According to a study released by Yale University, the hippocampus region of an infant’s brain is active by three months of age, recognizing and learning new patterns, based on testing using functional magnetic resonance imaging (fMRI).
As publicized in the journal Current Biology, the results of the Yale study may provide new clues pertaining to infantile amnesia.
The phenomenon known as infantile amnesia involves the inability of mature adults to retrieve certain episodic memories before the age of two to four.
In past studies, researchers implicated the hippocampus and its lack of development, as an explanation for the amnesic occurrences. But new research used fMRI tests to examine the activity of the hippocampus of 17 infants during 3 months of age to two years old.
“What might be happening is that as a baby gains experience in the world, their brain searches for general patterns that help them understand and predict the surrounding environment. This happens even though the brain is not equipped to permanently store each individual experience about a specific moment in space and time – the hallmark of episodic memory that is also lost in adult amnesia,” a co-author of the study explained in a news release.

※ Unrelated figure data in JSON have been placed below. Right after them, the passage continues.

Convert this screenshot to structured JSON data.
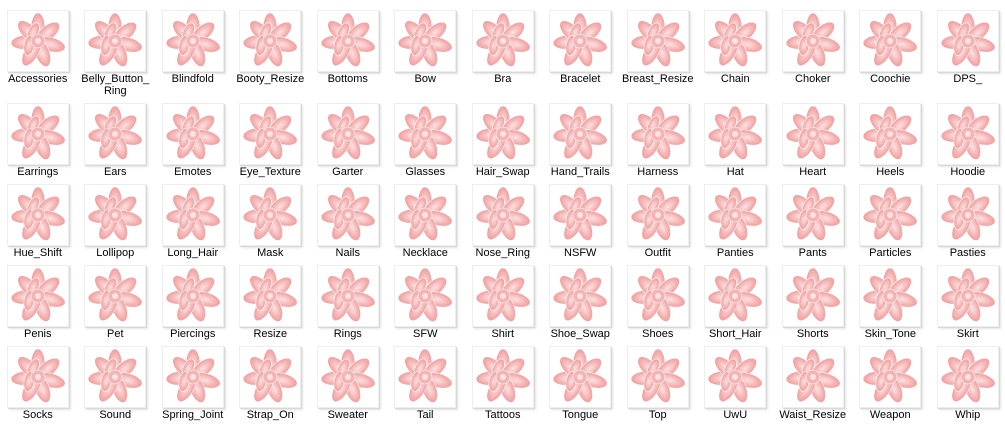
{
  "items": [
    "Accessories",
    "Belly_Button_Ring",
    "Blindfold",
    "Booty_Resize",
    "Bottoms",
    "Bow",
    "Bra",
    "Bracelet",
    "Breast_Resize",
    "Chain",
    "Choker",
    "Coochie",
    "DPS_",
    "Earrings",
    "Ears",
    "Emotes",
    "Eye_Texture",
    "Garter",
    "Glasses",
    "Hair_Swap",
    "Hand_Trails",
    "Harness",
    "Hat",
    "Heart",
    "Heels",
    "Hoodie",
    "Hue_Shift",
    "Lollipop",
    "Long_Hair",
    "Mask",
    "Nails",
    "Necklace",
    "Nose_Ring",
    "NSFW",
    "Outfit",
    "Panties",
    "Pants",
    "Particles",
    "Pasties",
    "Penis",
    "Pet",
    "Piercings",
    "Resize",
    "Rings",
    "SFW",
    "Shirt",
    "Shoe_Swap",
    "Shoes",
    "Short_Hair",
    "Shorts",
    "Skin_Tone",
    "Skirt",
    "Socks",
    "Sound",
    "Spring_Joint",
    "Strap_On",
    "Sweater",
    "Tail",
    "Tattoos",
    "Tongue",
    "Top",
    "UwU",
    "Waist_Resize",
    "Weapon",
    "Whip"
  ]
}
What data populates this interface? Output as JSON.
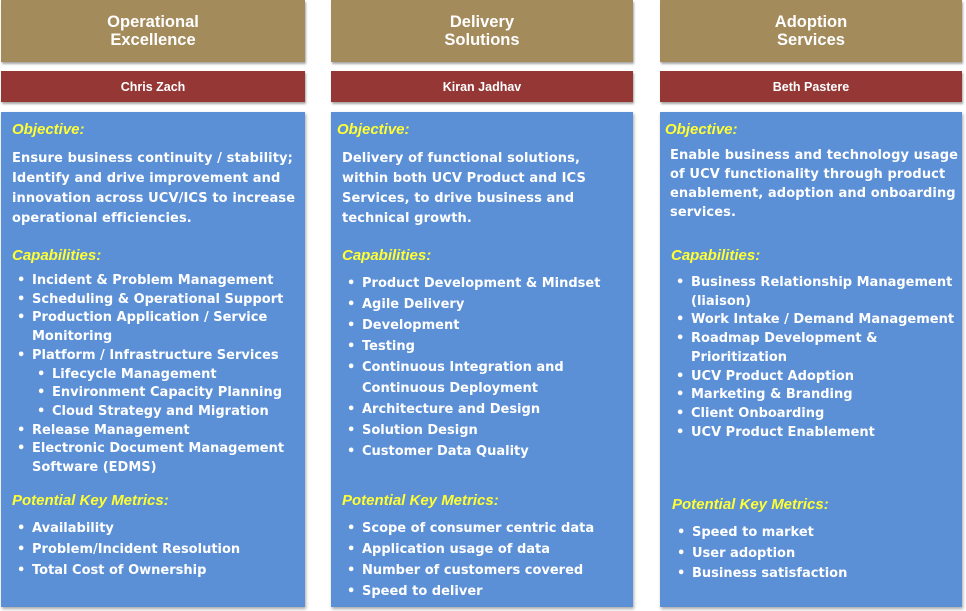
{
  "columns": [
    {
      "title": "Operational\nExcellence",
      "lead": "Chris Zach",
      "objective_label": "Objective:",
      "objective": "Ensure business continuity / stability; Identify and drive improvement and innovation across UCV/ICS to increase operational efficiencies.",
      "capabilities_label": "Capabilities:",
      "capabilities": [
        "Incident & Problem Management",
        "Scheduling & Operational Support",
        "Production Application / Service Monitoring",
        "Platform / Infrastructure Services",
        "Lifecycle Management",
        "Environment Capacity Planning",
        "Cloud Strategy and Migration",
        "Release Management",
        "Electronic Document Management Software  (EDMS)"
      ],
      "metrics_label": "Potential Key Metrics:",
      "metrics": [
        "Availability",
        "Problem/Incident Resolution",
        "Total Cost of Ownership"
      ]
    },
    {
      "title": "Delivery\nSolutions",
      "lead": "Kiran Jadhav",
      "objective_label": "Objective:",
      "objective": "Delivery of functional solutions, within both UCV Product and ICS Services, to drive business and technical growth.",
      "capabilities_label": "Capabilities:",
      "capabilities": [
        "Product Development & Mindset",
        "Agile Delivery",
        "Development",
        "Testing",
        "Continuous Integration and Continuous Deployment",
        "Architecture and Design",
        "Solution Design",
        "Customer Data Quality"
      ],
      "metrics_label": "Potential Key Metrics:",
      "metrics": [
        "Scope of consumer centric data",
        "Application usage of data",
        "Number of customers covered",
        "Speed to deliver"
      ]
    },
    {
      "title": "Adoption\nServices",
      "lead": "Beth Pastere",
      "objective_label": "Objective:",
      "objective": "Enable business and technology usage of UCV functionality through product enablement, adoption and onboarding services.",
      "capabilities_label": "Capabilities:",
      "capabilities": [
        "Business Relationship Management (liaison)",
        "Work Intake / Demand Management",
        "Roadmap Development & Prioritization",
        "UCV Product Adoption",
        "Marketing & Branding",
        "Client Onboarding",
        "UCV Product Enablement"
      ],
      "metrics_label": "Potential Key Metrics:",
      "metrics": [
        "Speed to market",
        "User adoption",
        "Business satisfaction"
      ]
    }
  ],
  "colors": {
    "header": "#a48b5c",
    "lead": "#943735",
    "panel": "#5b8fd6",
    "section_title": "#ffff33",
    "text": "#ffffff"
  }
}
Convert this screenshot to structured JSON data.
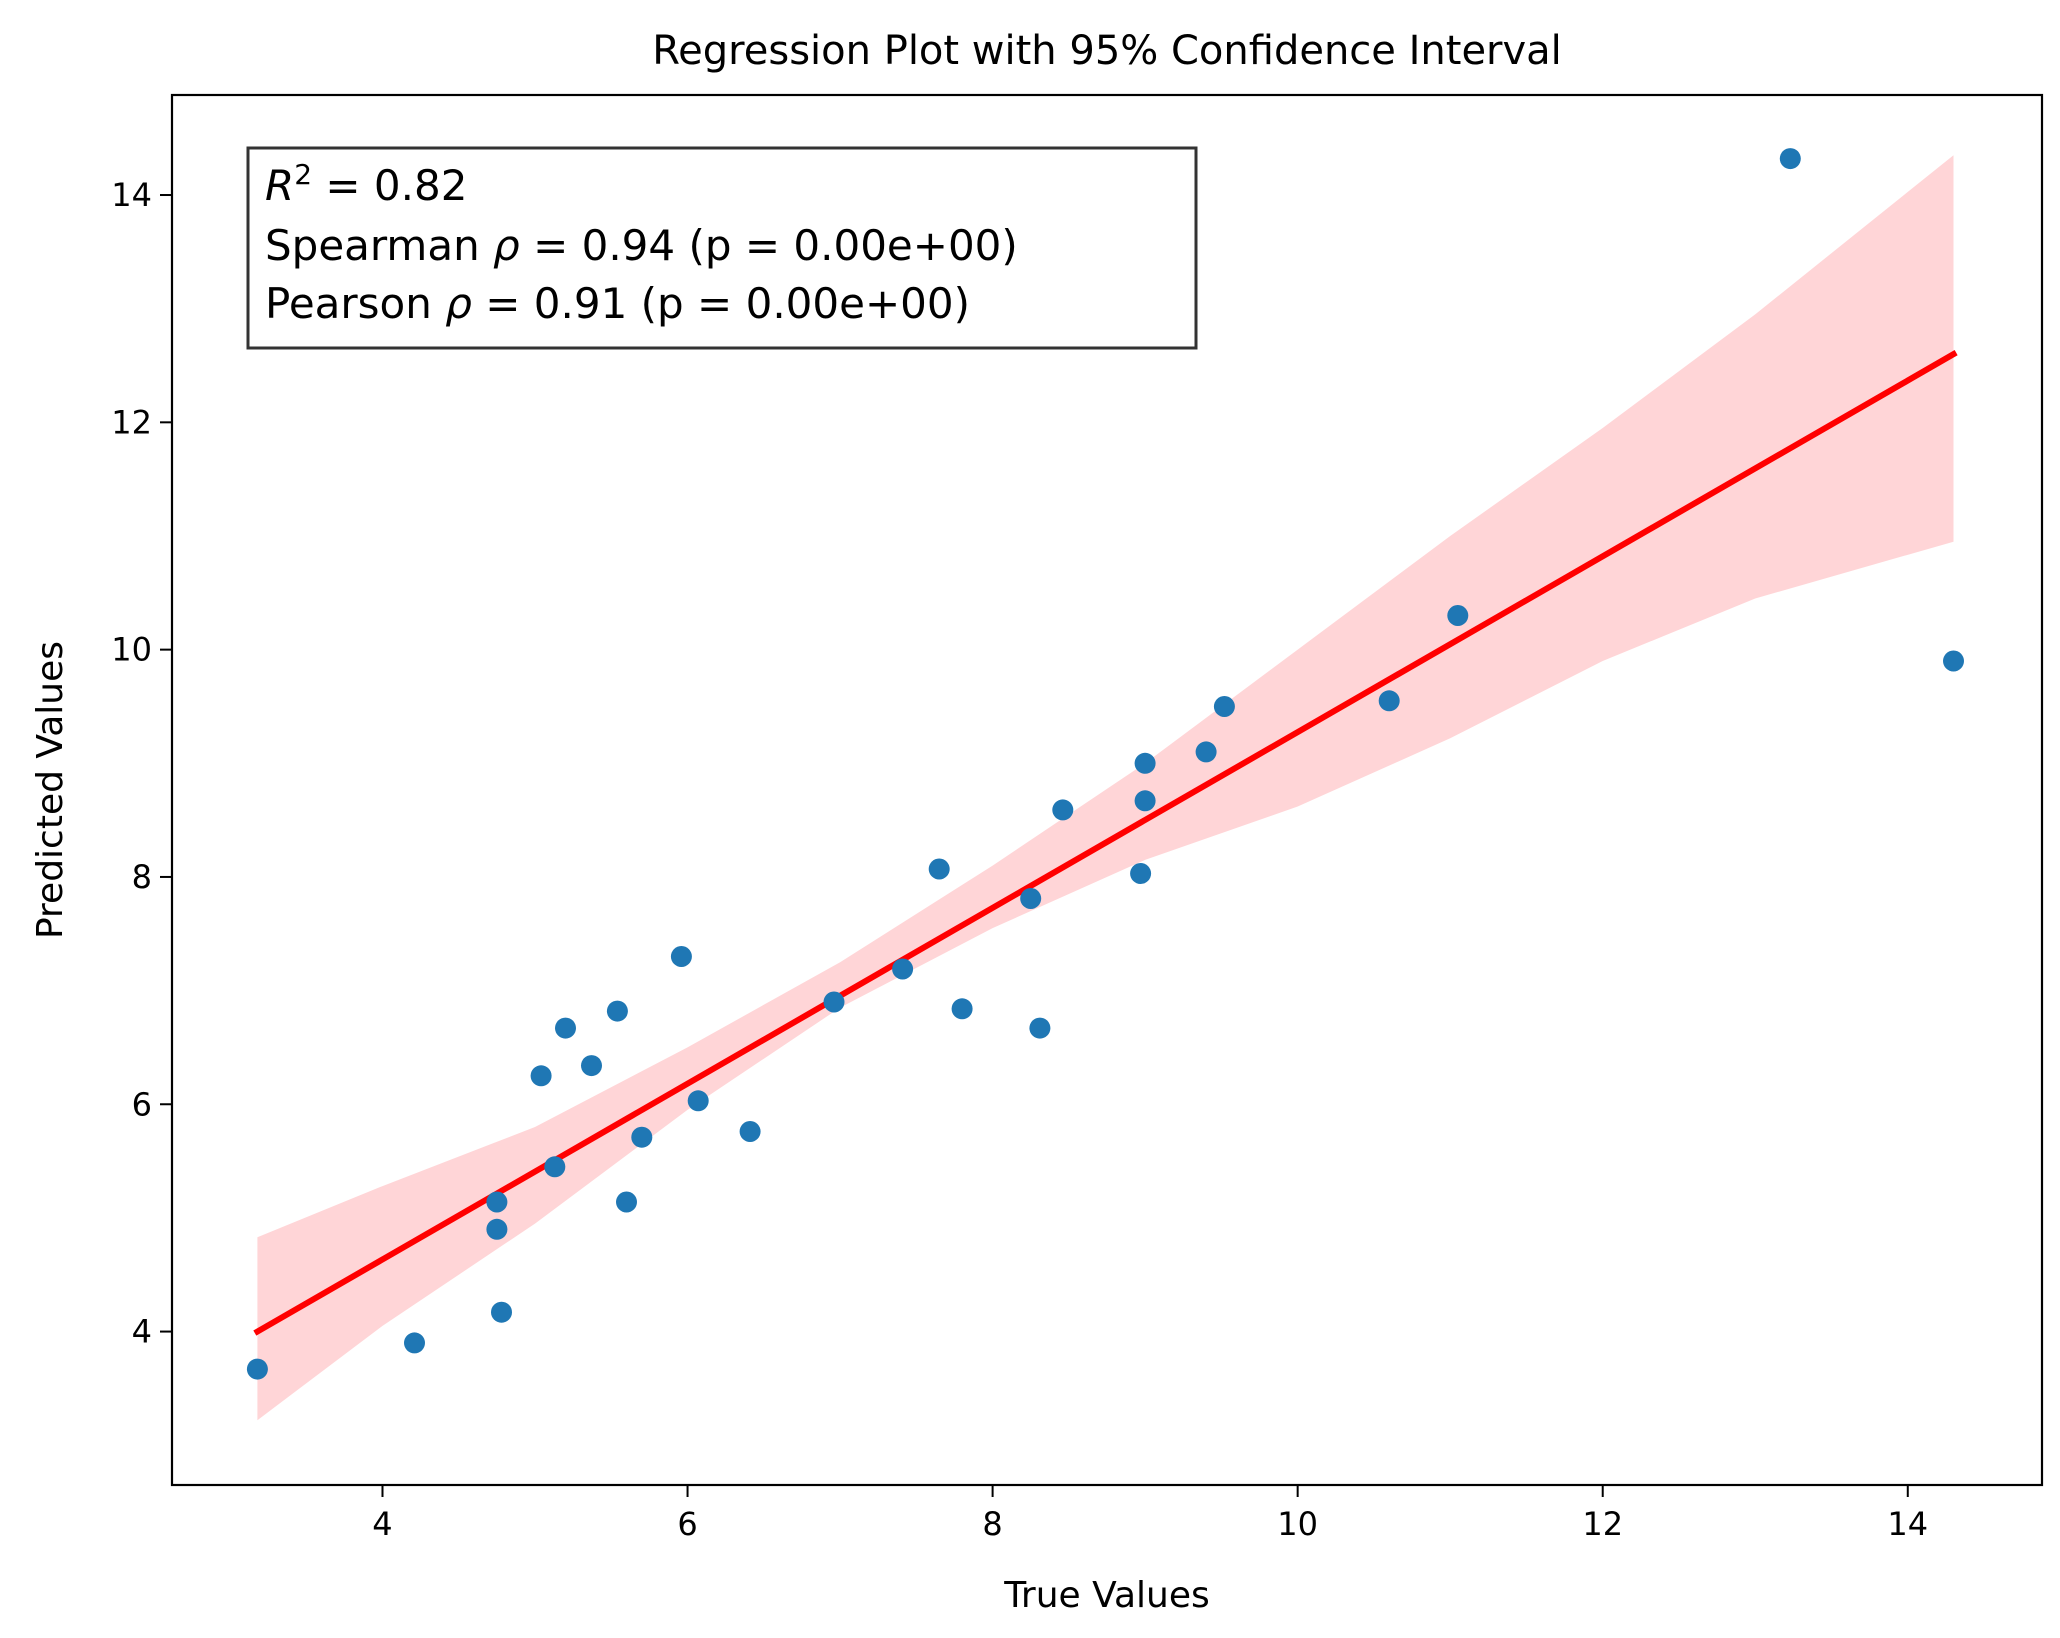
{
  "chart_data": {
    "type": "scatter",
    "title": "Regression Plot with 95% Confidence Interval",
    "xlabel": "True Values",
    "ylabel": "Predicted Values",
    "xlim": [
      2.62,
      14.88
    ],
    "ylim": [
      2.65,
      14.88
    ],
    "xticks": [
      4,
      6,
      8,
      10,
      12,
      14
    ],
    "yticks": [
      4,
      6,
      8,
      10,
      12,
      14
    ],
    "grid": false,
    "colors": {
      "points": "#1f77b4",
      "line": "#ff0000",
      "band": "#ffd5d7"
    },
    "points": [
      [
        3.18,
        3.67
      ],
      [
        4.21,
        3.9
      ],
      [
        4.75,
        5.14
      ],
      [
        4.75,
        4.9
      ],
      [
        4.78,
        4.17
      ],
      [
        5.04,
        6.25
      ],
      [
        5.13,
        5.45
      ],
      [
        5.2,
        6.67
      ],
      [
        5.37,
        6.34
      ],
      [
        5.54,
        6.82
      ],
      [
        5.6,
        5.14
      ],
      [
        5.7,
        5.71
      ],
      [
        5.96,
        7.3
      ],
      [
        6.07,
        6.03
      ],
      [
        6.41,
        5.76
      ],
      [
        6.96,
        6.9
      ],
      [
        7.41,
        7.19
      ],
      [
        7.65,
        8.07
      ],
      [
        7.8,
        6.84
      ],
      [
        8.25,
        7.81
      ],
      [
        8.31,
        6.67
      ],
      [
        8.46,
        8.59
      ],
      [
        8.97,
        8.03
      ],
      [
        9.0,
        9.0
      ],
      [
        9.0,
        8.67
      ],
      [
        9.4,
        9.1
      ],
      [
        9.52,
        9.5
      ],
      [
        10.6,
        9.55
      ],
      [
        11.05,
        10.3
      ],
      [
        13.23,
        14.32
      ],
      [
        14.3,
        9.9
      ]
    ],
    "regression_line": {
      "x": [
        3.18,
        14.3
      ],
      "y": [
        4.0,
        12.6
      ]
    },
    "confidence_band": {
      "x": [
        3.18,
        4.0,
        5.0,
        6.0,
        7.0,
        8.0,
        9.0,
        10.0,
        11.0,
        12.0,
        13.0,
        14.3
      ],
      "upper": [
        4.83,
        5.28,
        5.8,
        6.5,
        7.25,
        8.1,
        9.0,
        10.0,
        11.0,
        11.95,
        12.95,
        14.35
      ],
      "lower": [
        3.22,
        4.05,
        4.95,
        5.95,
        6.85,
        7.55,
        8.15,
        8.62,
        9.22,
        9.9,
        10.45,
        10.95
      ]
    },
    "annotation": {
      "r2_label": "R",
      "r2_sup": "2",
      "r2_value": " = 0.82",
      "spearman_prefix": "Spearman ",
      "spearman_symbol": "ρ",
      "spearman_value": " = 0.94  (p = 0.00e+00)",
      "pearson_prefix": "Pearson ",
      "pearson_symbol": "ρ",
      "pearson_value": " = 0.91  (p = 0.00e+00)"
    }
  }
}
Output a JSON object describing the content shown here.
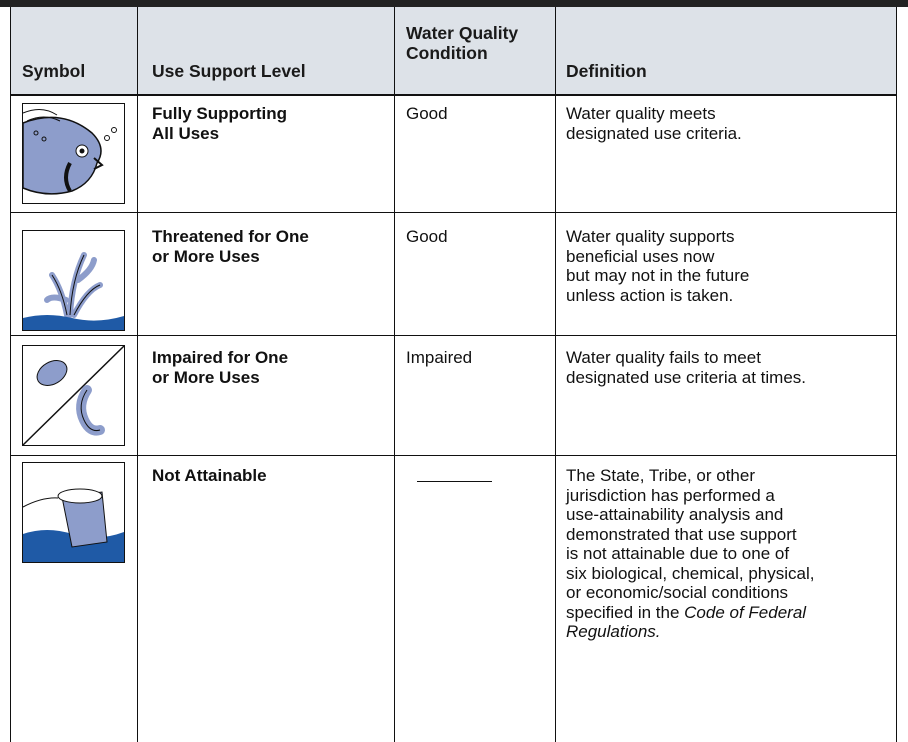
{
  "header": {
    "symbol": "Symbol",
    "level": "Use Support Level",
    "condition": [
      "Water Quality",
      "Condition"
    ],
    "definition": "Definition"
  },
  "table": {
    "rows": [
      {
        "level": [
          "Fully Supporting",
          "All Uses"
        ],
        "condition": "Good",
        "definition": [
          "Water quality meets",
          "designated use criteria."
        ]
      },
      {
        "level": [
          "Threatened for One",
          "or More Uses"
        ],
        "condition": "Good",
        "definition": [
          "Water quality supports",
          "beneficial uses now",
          "but may not in the future",
          "unless action is taken."
        ]
      },
      {
        "level": [
          "Impaired for One",
          "or More Uses"
        ],
        "condition": "Impaired",
        "definition": [
          "Water quality fails to meet",
          "designated use criteria at times."
        ]
      },
      {
        "level": [
          "Not Attainable"
        ],
        "definition": [
          "The State, Tribe, or other",
          "jurisdiction has performed a",
          "use-attainability analysis and",
          "demonstrated that use support",
          "is not attainable due to one of",
          "six biological, chemical, physical,",
          "or economic/social conditions",
          "specified in the"
        ],
        "definition_italic": [
          "Code of Federal",
          "Regulations."
        ]
      }
    ]
  }
}
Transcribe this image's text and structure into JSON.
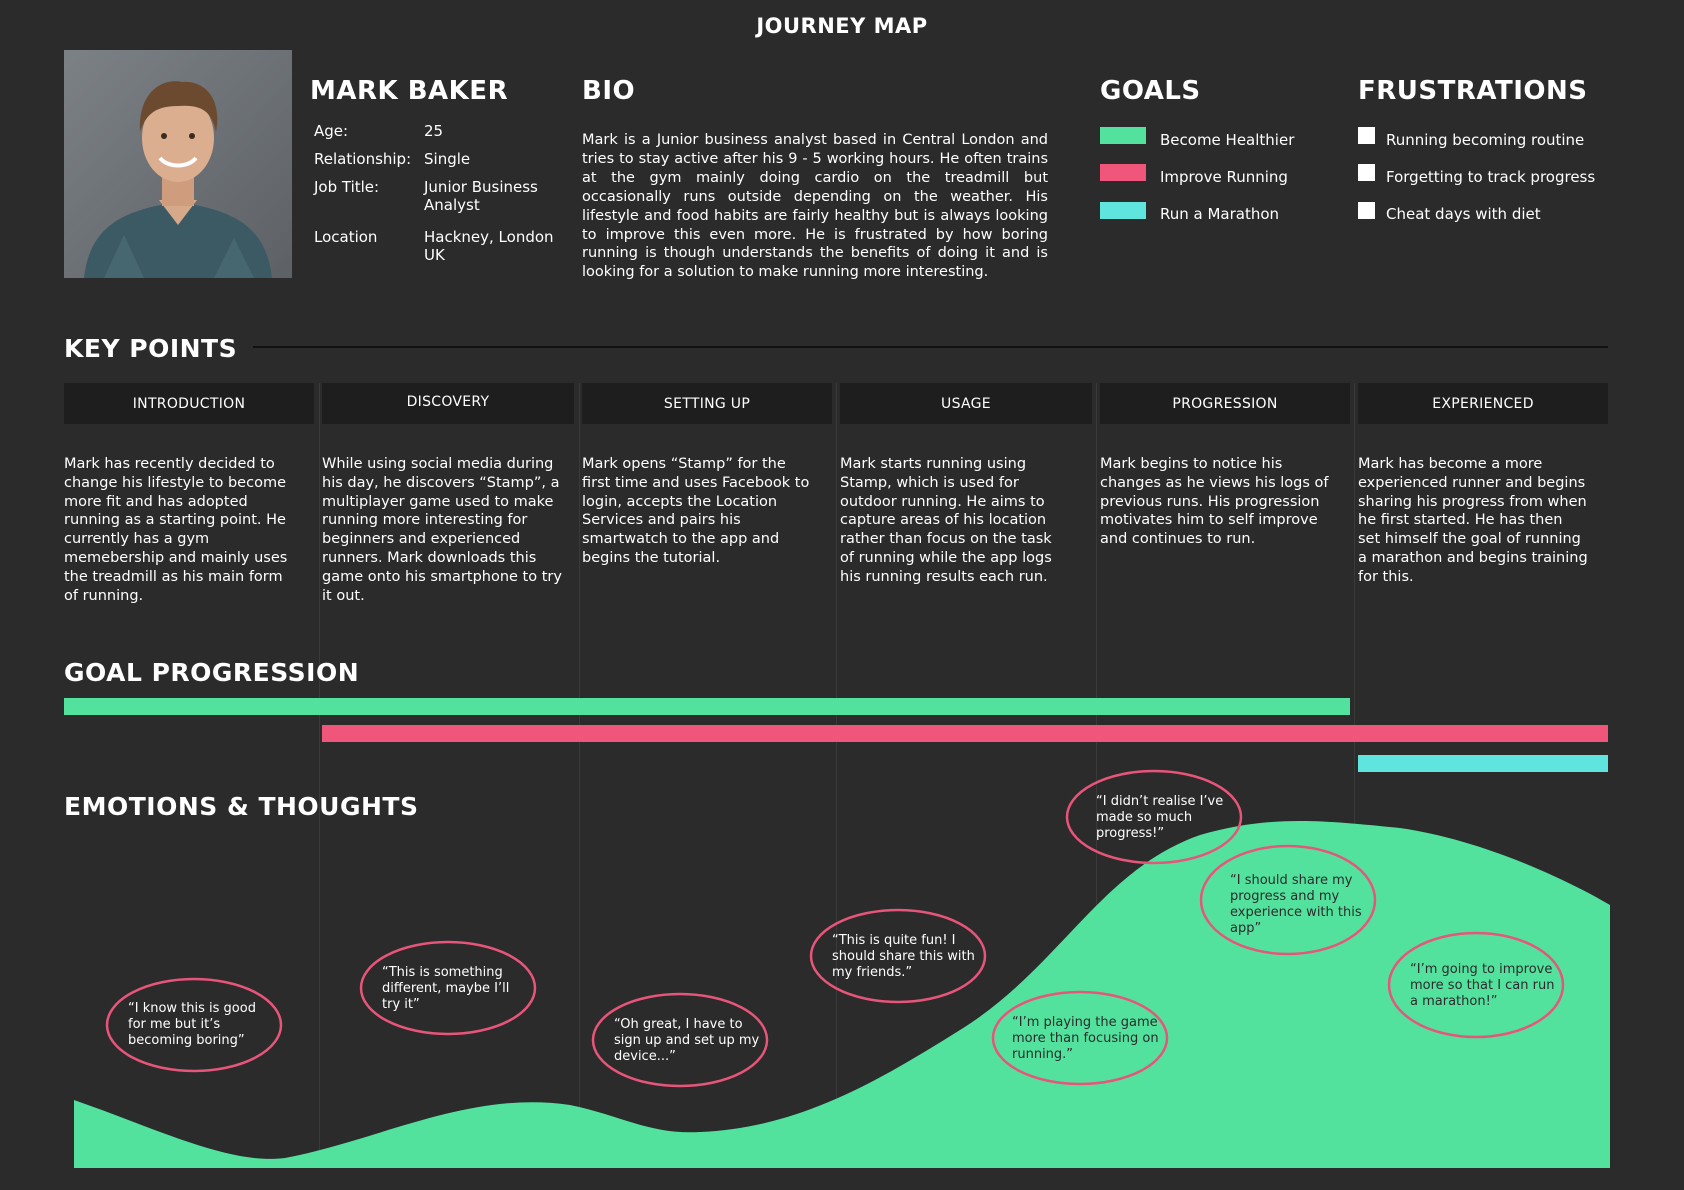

“The strategy makes sense because learning general knowledge — such as patterns of sounds that make up the words in a language — may be more important to a baby than remembering specific details, such as a single incident in which a particular word was uttered.”
Based on the authors of the study, the size of the hippocampus grows substantially within the first two years of life, allowing for intricate connections needed for the brain to store episodic memories.
All in all, the findings inch researchers closer to fully understanding the origination of infantile amnesia.